The Wrong Man is one of the lesser-known works of my favorite film director, Alfred Hitchcock. Based on a true story, it stars Henry Fonda as Manny Balestrero, a musician who is wrongfully accused of a series of armed robberies. Over the course of the film, he is ground through the wheels of th justice system; he is interrogated, arrested, booked, processed and finally goes to trial. Vera Miles, whom some no doubt recognize from Hitchcock's better-known masterpiece Psycho, plays his wife Rose, who becomes equally, if not more strained by the events.
The film is about an innocent man being suspected of a crime he did not commit, which is something of a staple in Hitchcock movies. But while most of those films focus on the hero's search for the real criminals and a chance to clear his own name, The Wrong Man places our viewpoint elsewhere. It is more about what someone in that situation feels rather than how they try to resolve it. As Balestrero is moved from the safety and freedom of his home to the precinct, to his holding cell, to another proceeding and finally to a cell at a prison building, the justice system becomes very alien to him. Almost nobody speaks a word to him, though many speak of and for him. He is passed from officer to officer, all of whom handle him in a cold, detached manner. The result becomes a conflict-filled story with an antagonist without a face or name that really is just trying to do its job.

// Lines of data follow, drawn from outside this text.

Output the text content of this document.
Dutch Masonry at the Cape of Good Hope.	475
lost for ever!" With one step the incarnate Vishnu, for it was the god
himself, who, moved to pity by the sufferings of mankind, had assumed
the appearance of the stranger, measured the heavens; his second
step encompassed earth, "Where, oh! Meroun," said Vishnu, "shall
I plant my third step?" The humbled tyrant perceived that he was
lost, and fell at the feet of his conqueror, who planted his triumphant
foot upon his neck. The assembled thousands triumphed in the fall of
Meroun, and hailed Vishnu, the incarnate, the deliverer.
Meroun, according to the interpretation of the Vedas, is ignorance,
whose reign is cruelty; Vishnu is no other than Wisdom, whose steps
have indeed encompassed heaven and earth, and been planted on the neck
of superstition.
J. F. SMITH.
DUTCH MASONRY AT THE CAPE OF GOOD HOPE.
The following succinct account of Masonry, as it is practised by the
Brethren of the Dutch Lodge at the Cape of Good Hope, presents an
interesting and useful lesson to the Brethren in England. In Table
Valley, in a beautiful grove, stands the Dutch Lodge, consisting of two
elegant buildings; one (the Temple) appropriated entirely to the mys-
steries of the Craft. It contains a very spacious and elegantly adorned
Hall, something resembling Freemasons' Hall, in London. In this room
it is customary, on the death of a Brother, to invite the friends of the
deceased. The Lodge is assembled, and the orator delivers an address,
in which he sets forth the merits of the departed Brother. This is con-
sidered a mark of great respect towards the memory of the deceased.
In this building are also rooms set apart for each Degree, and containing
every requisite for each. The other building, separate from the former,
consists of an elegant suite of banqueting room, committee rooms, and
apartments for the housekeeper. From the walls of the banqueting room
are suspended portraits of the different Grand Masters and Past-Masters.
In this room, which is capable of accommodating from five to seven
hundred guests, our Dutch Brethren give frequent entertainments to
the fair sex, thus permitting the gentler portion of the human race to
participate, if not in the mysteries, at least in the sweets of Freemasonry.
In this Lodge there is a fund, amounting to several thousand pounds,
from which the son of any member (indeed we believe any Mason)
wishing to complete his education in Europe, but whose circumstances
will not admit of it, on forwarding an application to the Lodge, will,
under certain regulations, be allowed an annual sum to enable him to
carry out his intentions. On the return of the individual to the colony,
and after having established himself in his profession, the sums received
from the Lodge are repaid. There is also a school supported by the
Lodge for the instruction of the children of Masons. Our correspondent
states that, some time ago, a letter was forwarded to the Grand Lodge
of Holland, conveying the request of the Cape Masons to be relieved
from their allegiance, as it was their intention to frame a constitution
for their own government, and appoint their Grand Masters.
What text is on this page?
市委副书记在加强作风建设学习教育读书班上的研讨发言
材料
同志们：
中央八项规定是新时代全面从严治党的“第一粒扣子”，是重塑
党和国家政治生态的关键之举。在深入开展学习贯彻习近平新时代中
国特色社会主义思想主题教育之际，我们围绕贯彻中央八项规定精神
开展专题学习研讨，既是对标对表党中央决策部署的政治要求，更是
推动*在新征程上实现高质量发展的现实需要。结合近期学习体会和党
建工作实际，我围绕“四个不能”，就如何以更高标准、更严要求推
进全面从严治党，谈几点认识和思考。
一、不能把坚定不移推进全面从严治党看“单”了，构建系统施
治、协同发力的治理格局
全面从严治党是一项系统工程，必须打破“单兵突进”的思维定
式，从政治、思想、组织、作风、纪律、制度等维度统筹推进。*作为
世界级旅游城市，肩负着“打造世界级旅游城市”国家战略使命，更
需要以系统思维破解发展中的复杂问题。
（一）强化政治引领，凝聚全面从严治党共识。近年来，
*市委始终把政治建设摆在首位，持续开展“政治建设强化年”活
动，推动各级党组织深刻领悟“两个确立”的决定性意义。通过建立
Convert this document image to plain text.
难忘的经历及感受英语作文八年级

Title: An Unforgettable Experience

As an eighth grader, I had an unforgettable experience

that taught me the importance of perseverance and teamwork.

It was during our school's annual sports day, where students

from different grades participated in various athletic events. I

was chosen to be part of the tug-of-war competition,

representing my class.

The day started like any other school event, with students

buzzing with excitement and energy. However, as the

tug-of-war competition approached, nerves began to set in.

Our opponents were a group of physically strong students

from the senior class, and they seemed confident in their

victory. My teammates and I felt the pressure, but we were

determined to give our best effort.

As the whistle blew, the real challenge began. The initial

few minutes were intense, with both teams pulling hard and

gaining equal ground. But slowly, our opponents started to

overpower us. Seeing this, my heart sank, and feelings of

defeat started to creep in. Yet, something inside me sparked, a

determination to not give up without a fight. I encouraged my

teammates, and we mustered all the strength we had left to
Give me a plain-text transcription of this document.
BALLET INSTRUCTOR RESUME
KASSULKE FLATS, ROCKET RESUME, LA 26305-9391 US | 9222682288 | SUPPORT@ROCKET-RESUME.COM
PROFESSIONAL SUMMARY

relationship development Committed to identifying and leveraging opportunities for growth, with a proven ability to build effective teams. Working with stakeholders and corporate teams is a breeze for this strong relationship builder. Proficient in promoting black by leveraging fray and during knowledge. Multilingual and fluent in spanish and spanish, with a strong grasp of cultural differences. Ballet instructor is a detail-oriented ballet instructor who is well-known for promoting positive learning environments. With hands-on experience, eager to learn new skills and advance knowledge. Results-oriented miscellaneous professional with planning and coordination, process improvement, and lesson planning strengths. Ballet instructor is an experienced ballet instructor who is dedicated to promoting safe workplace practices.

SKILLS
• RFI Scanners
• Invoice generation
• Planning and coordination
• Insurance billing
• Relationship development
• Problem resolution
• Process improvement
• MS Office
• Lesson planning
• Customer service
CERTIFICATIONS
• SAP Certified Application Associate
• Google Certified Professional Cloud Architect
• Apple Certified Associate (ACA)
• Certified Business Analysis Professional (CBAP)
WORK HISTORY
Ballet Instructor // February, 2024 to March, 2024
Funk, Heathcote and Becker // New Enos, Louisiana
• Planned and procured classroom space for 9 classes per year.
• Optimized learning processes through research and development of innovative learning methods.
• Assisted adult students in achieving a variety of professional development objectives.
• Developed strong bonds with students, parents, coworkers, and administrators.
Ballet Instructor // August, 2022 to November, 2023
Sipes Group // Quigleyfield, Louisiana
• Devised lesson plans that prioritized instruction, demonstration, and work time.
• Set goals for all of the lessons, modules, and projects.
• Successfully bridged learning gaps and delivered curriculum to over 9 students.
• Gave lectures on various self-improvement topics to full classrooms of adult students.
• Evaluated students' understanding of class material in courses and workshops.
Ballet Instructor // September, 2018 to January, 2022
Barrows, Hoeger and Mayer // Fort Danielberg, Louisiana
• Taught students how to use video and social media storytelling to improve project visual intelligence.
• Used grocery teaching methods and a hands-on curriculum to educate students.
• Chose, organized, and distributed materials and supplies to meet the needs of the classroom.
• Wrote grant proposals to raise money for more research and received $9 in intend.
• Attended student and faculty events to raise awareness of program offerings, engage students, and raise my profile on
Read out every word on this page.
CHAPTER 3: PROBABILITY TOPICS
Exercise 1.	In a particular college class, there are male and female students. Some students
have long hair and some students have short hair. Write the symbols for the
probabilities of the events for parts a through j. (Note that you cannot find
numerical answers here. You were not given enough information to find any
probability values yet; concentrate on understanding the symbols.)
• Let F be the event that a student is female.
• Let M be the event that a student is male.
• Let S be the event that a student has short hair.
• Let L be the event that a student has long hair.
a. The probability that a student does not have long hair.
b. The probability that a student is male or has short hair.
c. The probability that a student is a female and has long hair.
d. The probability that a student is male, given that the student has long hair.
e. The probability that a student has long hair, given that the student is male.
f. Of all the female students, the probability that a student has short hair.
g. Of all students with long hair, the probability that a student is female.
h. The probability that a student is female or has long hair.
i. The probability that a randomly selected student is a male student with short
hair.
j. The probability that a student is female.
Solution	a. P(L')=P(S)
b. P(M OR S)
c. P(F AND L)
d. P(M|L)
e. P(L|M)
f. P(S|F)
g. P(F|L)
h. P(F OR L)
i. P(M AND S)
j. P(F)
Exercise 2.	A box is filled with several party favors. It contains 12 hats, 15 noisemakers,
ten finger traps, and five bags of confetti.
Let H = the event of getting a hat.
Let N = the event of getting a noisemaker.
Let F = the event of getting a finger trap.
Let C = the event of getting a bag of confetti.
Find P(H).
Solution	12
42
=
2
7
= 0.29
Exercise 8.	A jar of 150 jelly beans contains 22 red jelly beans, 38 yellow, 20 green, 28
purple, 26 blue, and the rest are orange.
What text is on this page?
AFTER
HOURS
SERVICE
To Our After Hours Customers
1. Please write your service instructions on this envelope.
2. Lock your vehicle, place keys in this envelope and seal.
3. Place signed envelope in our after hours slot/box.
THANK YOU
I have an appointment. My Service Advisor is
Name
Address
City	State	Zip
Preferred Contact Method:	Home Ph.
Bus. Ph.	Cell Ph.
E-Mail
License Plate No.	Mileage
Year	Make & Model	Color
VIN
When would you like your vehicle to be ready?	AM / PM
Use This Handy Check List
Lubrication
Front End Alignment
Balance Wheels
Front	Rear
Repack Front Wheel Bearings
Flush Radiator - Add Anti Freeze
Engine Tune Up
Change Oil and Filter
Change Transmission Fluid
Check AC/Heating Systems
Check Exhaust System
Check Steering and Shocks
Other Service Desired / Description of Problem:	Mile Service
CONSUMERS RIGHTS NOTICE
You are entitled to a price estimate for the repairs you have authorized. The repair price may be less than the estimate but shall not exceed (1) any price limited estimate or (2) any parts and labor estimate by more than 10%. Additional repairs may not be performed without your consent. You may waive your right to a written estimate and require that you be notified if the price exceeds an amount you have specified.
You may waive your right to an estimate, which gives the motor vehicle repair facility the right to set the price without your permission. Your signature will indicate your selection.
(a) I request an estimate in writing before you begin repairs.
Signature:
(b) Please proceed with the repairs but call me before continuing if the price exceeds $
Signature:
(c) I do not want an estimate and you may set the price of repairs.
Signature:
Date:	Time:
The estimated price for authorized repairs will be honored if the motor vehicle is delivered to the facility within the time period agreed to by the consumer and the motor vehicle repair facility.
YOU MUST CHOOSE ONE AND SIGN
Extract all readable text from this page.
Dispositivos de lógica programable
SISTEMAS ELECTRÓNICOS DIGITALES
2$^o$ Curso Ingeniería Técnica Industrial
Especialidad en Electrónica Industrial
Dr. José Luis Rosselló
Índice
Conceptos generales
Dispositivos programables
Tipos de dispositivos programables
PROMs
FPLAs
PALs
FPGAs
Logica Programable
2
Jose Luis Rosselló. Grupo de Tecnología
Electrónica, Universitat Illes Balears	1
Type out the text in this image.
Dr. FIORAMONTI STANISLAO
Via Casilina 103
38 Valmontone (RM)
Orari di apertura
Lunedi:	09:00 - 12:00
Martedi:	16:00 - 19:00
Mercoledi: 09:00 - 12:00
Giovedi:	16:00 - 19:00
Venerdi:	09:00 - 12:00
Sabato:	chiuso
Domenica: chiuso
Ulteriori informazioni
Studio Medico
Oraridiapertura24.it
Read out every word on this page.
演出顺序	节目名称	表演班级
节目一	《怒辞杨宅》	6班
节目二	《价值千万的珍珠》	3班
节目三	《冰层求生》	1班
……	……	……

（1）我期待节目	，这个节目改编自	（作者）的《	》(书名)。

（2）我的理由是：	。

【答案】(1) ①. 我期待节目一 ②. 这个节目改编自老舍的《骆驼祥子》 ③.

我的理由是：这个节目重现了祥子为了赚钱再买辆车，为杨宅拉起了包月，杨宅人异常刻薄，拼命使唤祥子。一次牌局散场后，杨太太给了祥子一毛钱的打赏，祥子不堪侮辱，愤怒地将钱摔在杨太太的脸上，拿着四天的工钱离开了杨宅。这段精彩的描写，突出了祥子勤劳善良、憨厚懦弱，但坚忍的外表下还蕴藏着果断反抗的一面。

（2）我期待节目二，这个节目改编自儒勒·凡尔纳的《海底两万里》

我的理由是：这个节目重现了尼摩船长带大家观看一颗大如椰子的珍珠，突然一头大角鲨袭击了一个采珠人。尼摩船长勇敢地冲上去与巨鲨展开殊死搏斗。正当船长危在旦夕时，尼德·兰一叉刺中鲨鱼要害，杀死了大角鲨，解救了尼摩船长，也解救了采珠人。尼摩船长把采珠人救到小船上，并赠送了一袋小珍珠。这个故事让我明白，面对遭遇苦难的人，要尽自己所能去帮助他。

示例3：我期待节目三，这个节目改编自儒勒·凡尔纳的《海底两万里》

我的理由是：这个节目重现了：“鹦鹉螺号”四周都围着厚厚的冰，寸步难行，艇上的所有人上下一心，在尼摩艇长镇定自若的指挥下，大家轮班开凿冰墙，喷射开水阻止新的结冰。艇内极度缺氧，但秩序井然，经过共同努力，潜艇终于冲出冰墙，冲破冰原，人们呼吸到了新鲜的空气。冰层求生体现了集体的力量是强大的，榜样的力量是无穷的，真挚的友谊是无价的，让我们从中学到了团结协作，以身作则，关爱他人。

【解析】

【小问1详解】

As in so many of his other films, Hitchcock uses point-of-view to place us in Balestrero's situation. During the trial, for example, the proceedings are all filmed from the defendant chair in which he is sitting. In another scene, we see how he enters the holding cell and spends his first night in confinement, the camera slowly and almost sadistically trailing the outlines of the tiny room, from floor to ceiling and then return to the locked door to really hammer in how left to his fate Balestrero is. This direction puts us in the same cell as him, in the same situation, and makes us more acutely aware of the claustrophoia of his predicament.
Verdict: 4,5:5
A tense, claustrophobic film about an innocent man trapped in an inescapable situation.